A moderate Iranian might think that a woman’s evidence in a court of law should be equal to those of a man.

They might support a two-state solution to the Palestine/Israel conflict with both sides grievances taken into account, and they might campaign against stoning people to death, perhaps describing it as barbaric stain on a culture.

But then people expressing those views publicly would not be allowed to be senior politicians in Iran. Indeed, in Iran, they would more likely be in prison.

However, people expressing the view that Israel is a “wound inflicted for years on the body of the Muslim world and that wound must be removed”?

Well, that was quoted by the semi official news agency Isna as being the words of the incoming president, a man described as moderate, but who is in fact “relatively” moderate. There are now echoes of outgoing President Ahmadinejad’s disputed remarks over “wiping Israel from the map”  in what his successor said. Or didn’t say.

It took about two hours after the quoted remarks reverberated around the world  (with a robust denunciation by Israeli Prime Minister Benjamin Netanyahu) before the clarification came.
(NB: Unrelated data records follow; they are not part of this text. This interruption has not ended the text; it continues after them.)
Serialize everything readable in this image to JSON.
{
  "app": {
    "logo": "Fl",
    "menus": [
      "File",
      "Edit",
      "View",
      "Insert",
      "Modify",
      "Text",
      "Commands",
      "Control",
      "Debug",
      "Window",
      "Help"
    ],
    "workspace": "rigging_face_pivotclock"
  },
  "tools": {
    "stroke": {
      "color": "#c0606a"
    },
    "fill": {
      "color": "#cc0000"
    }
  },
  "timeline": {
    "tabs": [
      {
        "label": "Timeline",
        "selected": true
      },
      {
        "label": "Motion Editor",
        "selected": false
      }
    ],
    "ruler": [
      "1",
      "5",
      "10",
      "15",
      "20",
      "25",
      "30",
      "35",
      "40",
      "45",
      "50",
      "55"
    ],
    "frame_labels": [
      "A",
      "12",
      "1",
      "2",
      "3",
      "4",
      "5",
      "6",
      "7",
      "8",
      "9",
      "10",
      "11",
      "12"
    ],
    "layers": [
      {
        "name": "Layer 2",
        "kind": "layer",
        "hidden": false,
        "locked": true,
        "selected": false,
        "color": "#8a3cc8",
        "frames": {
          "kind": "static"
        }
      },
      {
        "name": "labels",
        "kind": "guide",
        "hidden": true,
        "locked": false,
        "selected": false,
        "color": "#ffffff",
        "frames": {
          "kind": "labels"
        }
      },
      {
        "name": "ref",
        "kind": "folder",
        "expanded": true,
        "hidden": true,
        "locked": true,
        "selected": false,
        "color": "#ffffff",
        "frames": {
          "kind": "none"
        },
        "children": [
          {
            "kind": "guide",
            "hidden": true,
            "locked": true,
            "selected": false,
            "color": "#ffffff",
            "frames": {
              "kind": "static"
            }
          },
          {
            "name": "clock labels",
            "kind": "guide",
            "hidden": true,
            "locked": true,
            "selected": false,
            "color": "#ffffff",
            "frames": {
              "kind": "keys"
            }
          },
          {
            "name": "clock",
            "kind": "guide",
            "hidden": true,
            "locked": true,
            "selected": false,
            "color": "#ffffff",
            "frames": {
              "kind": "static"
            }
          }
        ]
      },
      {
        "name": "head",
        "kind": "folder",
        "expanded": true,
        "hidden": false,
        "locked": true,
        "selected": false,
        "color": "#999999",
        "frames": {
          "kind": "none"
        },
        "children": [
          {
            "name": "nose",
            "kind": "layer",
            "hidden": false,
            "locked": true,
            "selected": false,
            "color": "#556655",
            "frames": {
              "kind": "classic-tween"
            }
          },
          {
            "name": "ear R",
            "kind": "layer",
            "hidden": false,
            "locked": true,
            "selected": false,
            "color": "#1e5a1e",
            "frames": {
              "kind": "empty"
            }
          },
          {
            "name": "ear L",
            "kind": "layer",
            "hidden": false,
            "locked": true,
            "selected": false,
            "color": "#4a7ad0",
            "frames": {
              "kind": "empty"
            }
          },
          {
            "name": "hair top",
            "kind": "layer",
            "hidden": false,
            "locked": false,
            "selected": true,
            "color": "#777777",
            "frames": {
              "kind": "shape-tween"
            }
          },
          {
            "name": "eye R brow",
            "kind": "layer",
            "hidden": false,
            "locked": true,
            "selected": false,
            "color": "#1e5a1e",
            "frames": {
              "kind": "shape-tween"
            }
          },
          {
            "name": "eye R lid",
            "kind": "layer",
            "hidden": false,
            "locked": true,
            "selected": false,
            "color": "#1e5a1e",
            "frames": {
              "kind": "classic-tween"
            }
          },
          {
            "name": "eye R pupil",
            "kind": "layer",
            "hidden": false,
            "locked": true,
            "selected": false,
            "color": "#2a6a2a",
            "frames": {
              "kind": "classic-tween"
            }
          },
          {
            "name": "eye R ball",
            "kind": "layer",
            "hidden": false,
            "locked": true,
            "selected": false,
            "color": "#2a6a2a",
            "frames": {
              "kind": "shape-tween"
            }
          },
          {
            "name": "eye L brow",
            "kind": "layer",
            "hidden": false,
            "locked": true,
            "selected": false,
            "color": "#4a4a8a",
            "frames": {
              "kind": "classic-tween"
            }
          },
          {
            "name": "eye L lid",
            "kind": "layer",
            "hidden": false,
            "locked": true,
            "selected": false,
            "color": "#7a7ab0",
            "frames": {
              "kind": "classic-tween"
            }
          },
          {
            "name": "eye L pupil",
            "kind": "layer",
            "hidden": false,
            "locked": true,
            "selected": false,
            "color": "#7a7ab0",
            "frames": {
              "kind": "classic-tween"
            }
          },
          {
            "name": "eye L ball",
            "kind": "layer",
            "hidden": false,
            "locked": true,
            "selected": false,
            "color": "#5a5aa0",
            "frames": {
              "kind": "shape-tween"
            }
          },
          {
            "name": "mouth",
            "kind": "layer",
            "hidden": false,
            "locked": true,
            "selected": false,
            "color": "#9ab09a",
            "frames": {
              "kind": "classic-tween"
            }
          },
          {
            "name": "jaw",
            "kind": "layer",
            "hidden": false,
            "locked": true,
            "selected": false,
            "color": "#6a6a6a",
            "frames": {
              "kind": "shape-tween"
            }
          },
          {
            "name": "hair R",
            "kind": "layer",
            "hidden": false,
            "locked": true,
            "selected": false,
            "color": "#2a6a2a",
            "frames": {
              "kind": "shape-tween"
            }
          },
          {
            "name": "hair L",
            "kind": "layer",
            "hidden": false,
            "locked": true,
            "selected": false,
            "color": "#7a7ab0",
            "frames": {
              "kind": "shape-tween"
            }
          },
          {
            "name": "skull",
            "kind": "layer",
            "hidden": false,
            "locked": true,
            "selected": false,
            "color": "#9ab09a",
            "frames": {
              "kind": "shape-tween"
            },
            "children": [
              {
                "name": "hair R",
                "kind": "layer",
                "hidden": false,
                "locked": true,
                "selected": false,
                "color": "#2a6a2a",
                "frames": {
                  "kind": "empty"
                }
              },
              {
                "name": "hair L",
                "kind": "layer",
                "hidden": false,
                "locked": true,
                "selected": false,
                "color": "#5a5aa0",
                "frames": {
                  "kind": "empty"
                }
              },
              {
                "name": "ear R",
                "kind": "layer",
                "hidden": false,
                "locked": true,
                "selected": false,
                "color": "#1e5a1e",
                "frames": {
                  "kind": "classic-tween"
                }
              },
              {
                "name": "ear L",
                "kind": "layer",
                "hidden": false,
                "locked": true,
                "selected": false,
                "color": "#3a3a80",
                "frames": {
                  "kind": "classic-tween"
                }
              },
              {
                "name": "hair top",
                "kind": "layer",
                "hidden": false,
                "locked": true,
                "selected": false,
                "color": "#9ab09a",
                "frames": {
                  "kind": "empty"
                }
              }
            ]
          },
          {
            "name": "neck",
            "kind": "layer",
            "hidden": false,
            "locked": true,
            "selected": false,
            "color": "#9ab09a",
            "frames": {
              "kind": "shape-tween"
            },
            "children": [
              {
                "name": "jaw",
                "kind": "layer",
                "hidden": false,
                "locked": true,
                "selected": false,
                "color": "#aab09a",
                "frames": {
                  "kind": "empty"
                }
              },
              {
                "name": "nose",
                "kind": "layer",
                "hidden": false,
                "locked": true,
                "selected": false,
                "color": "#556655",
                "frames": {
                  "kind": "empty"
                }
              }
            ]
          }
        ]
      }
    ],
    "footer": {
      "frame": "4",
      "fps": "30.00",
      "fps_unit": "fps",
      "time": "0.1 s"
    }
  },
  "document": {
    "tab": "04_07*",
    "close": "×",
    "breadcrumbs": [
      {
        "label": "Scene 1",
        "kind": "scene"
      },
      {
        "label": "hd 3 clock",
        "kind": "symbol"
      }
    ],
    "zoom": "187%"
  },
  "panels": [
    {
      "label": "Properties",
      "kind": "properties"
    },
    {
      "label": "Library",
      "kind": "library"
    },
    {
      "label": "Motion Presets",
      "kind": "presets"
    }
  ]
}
Iranian TV’s version differed sharply. It said Mr Rouhani had said: “In our region there’s been a wound for years on the body of the Muslim world under the shadow of the occupation of the holy land of Palestine and the beloved al-Quds (Jerusalem).”

TV footage did indeed show him saying the latter version and, at the time of writing, video of the former has yet to emerge.

Whatever he said, he said it on al-Quds day, when millions of people demonstrate solidarity with Palestinians.

Calling on Israel to be removed would be a very poor start to a presidency which the Iranian leadership intends to use to take pressure off Tehran, not increase it. No wonder the alarm bells rang.

In the original version of the president-elect’s alleged remark he was actually quoted as saying the “Zionist regime” should be removed. This would allow the fig leaf of pretending you only wanted the “regime” removed and not the country.

However, anyone who follows the linguistic circus act in the wider Middle East knows that everyone understands what is meant by “Zionist entity” or “Zionist regime” –  it’s just that some people are happy to be disingenuous and pretend they don’t.

Either way, with two days to go before his inauguration ceremony, the incoming president may have noticed that the guest list is looking a little thin.

Two hundred heads of government or state were invited, so far 40 countries are sending a representative but of these only 10 are presidents and three are prime ministers.

President Assad will not be attending, he’s a little busy right now, nor will President Putin, but, both Pakistan and Afghanistan are sending their top man, as are Togo and Guinea-Bissau.

The Americans and British were not invited, but probably wouldn’t have gone even if they had been.

Former UK foreign secretary Jack Straw was invited, and might have gone were it not for family commitments. The invitation was a clear sign that Tehran is prepared to talk.

In the months following the inauguration, both London and Washington DC are likely to make overtures to Tehran, with the Americans probably again offering to re-establish diplomatic relations.

They may have done this before but, in the past, the Iranian elite were too busy fighting each other to deal with it. The Khamenei/Ahmadinejad years burnt up a lot of political energy.

Now, given a combination of the situation in Syria, the economy and that a safe pair of regime hands will be in the presidency, Tehran will look for opportunities.

Mr Rouhani’s boss, Supreme Leader Ayatollah Khamenei was also speaking on al-Quds day.

He said: “A new Middle East will come into being … This Middle East will be an Islamic Middle East.”

This was also not a moderate remark, especially if heard in the Christian areas of Iraq, Lebanon, Syria, Palestine, and Egypt.

Has anything changed as President Ahmadinejad shuffles off the stage? Yes, but that doesn’t mean a change towards moderation. It’s all relative.